Backward-Incompatible Changes

  • Colons in column names must now be escaped to remove any ambiguity with encoding types. You now need to write "column\:name" instead of "column:name" (#2824).
  • Removed the Vega (v5) wrappers and deprecate rendering in Vega mode (save Chart as Vega format is still allowed) (#2829).
  • Removed the Vega-Lite 3 and 4 wrappers (#2847).
  • Removed the deprecated datasets.py (#3010).
  • In regards to the grammar changes listed above, the old terminology will still work in many basic cases. On the other hand, if that old terminology gets used at a lower level, then it most likely will not work. For example, in the current version of Scatter Plot with Minimap, two instances of the key param are used in dictionaries to specify axis domains. Those used to be selection, but that usage is not compatible with the current Vega-Lite schema.
  • Removed the altair.sphinxext module (#2792). The altair-plot Sphinx directive is now part of the sphinxext-altair package.

Maintenance

  • Vega-Altair now uses hatch for package management.
  • Vega-Altair now uses ruff for linting.

Release Notes by Pull Request

New Contributors

Full Changelog: https://github.com/altair-viz/altair/compare/v4.2.0...v5.0.0

altair - Version 4.2.2

Published by mattijn over 1 year ago

Bug Fixes

  • Fix incompatibility with jsonschema < 4.5 which got introduced in Altair 4.2.1 (#2860).

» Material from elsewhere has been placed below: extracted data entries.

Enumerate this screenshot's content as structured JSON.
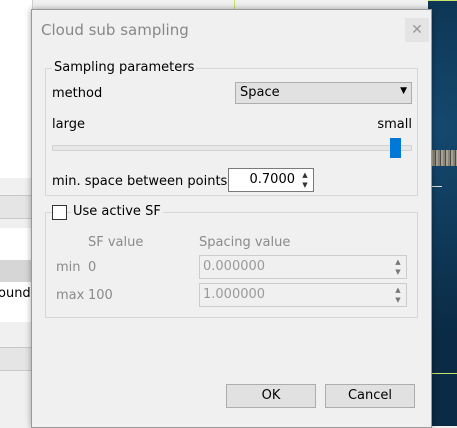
{
  "background": {
    "partial_label": "ound"
  },
  "dialog": {
    "title": "Cloud sub sampling",
    "close_glyph": "✕",
    "sampling_group": {
      "legend": "Sampling parameters",
      "method_label": "method",
      "method_value": "Space",
      "slider_left_label": "large",
      "slider_right_label": "small",
      "slider_level": 1.0,
      "min_space_label": "min. space between points",
      "min_space_value": "0.7000"
    },
    "sf_group": {
      "checkbox_label": "Use active SF",
      "checked": false,
      "col_sf_value": "SF value",
      "col_spacing_value": "Spacing value",
      "rows": [
        {
          "label": "min",
          "sf": "0",
          "spacing": "0.000000"
        },
        {
          "label": "max",
          "sf": "100",
          "spacing": "1.000000"
        }
      ]
    },
    "buttons": {
      "ok": "OK",
      "cancel": "Cancel"
    }
  },
  "colors": {
    "accent": "#0078d7",
    "viewport": "#0a2a45"
  }
}
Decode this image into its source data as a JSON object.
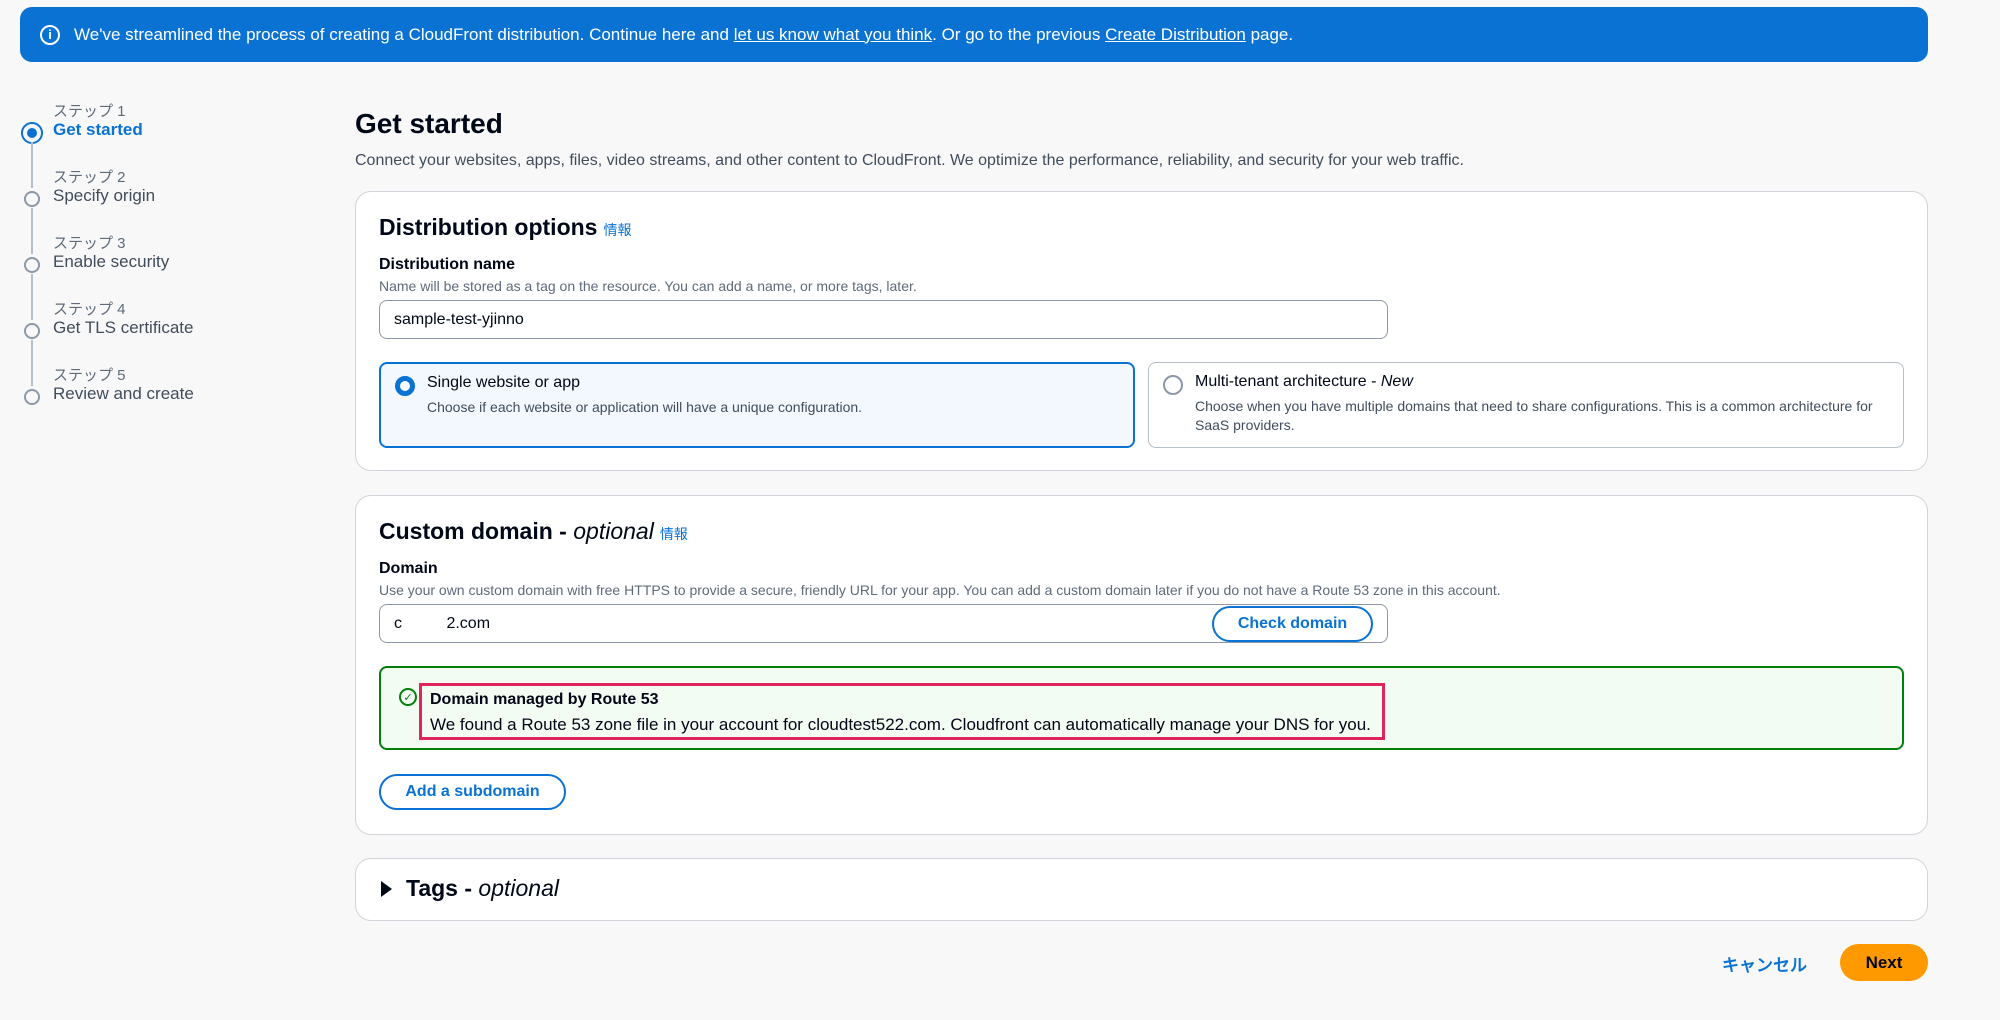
{
  "banner": {
    "text_before": "We've streamlined the process of creating a CloudFront distribution. Continue here and ",
    "link1": "let us know what you think",
    "text_middle": ". Or go to the previous ",
    "link2": "Create Distribution",
    "text_after": " page."
  },
  "steps": [
    {
      "num": "ステップ 1",
      "title": "Get started"
    },
    {
      "num": "ステップ 2",
      "title": "Specify origin"
    },
    {
      "num": "ステップ 3",
      "title": "Enable security"
    },
    {
      "num": "ステップ 4",
      "title": "Get TLS certificate"
    },
    {
      "num": "ステップ 5",
      "title": "Review and create"
    }
  ],
  "main": {
    "title": "Get started",
    "description": "Connect your websites, apps, files, video streams, and other content to CloudFront. We optimize the performance, reliability, and security for your web traffic."
  },
  "distribution_options": {
    "heading": "Distribution options",
    "info": "情報",
    "name_label": "Distribution name",
    "name_desc": "Name will be stored as a tag on the resource. You can add a name, or more tags, later.",
    "name_value": "sample-test-yjinno",
    "tile1_title": "Single website or app",
    "tile1_desc": "Choose if each website or application will have a unique configuration.",
    "tile2_title": "Multi-tenant architecture - ",
    "tile2_title_em": "New",
    "tile2_desc": "Choose when you have multiple domains that need to share configurations. This is a common architecture for SaaS providers."
  },
  "custom_domain": {
    "heading": "Custom domain - ",
    "heading_em": "optional",
    "info": "情報",
    "domain_label": "Domain",
    "domain_desc": "Use your own custom domain with free HTTPS to provide a secure, friendly URL for your app. You can add a custom domain later if you do not have a Route 53 zone in this account.",
    "domain_value": "c          2.com",
    "check_button": "Check domain",
    "success_title": "Domain managed by Route 53",
    "success_text": "We found a Route 53 zone file in your account for cloudtest522.com. Cloudfront can automatically manage your DNS for you.",
    "add_subdomain": "Add a subdomain"
  },
  "tags": {
    "title": "Tags - ",
    "title_em": "optional"
  },
  "footer": {
    "cancel": "キャンセル",
    "next": "Next"
  }
}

Full Changelog: https://github.com/altair-viz/altair/compare/v4.2.1...v4.2.2

altair - Version 4.2.1

Published by mattijn over 1 year ago

Note: This version requires jsonschema>=4.5.0 see (https://github.com/altair-viz/altair/issues/2857).

Bug Fixes

  • Disable uri-reference format check in jsonsschema (#2771).
  • Replace iteritems with items due to pandas deprecation (#2683).

Maintenance

  • Add deprecation and removal warnings for Vega-Lite v3 wrappers and Vega v5 wrappers (#2843).
altair - Version 4.2.0

Published by jakevdp almost 3 years ago

Enhancements

  • Pie charts are now supported through the use of mark_arc. (Examples: eg. Pie Chart and Radial Chart)
  • Support for the datum encoding specifications from Vega-Lite; see Vega-Lite Datum Definition. (Examples: Line Chart with datum and Line Chart with datum for color.)
  • angle encoding can now be used to control point styles (Example: Wind Vector Map)
  • Support for serialising pandas nullable data types for float data (#2399).
  • Automatically create an empty data object when Chart is called without a data parameter (#2515).
  • Allow the use of pathlib Paths when saving charts (#2355).
  • Support deepcopy for charts (#2403).

Bug Fixes

  • Fix to_dict() for nested selections (#2120).
  • Fix item access for expressions (#2099).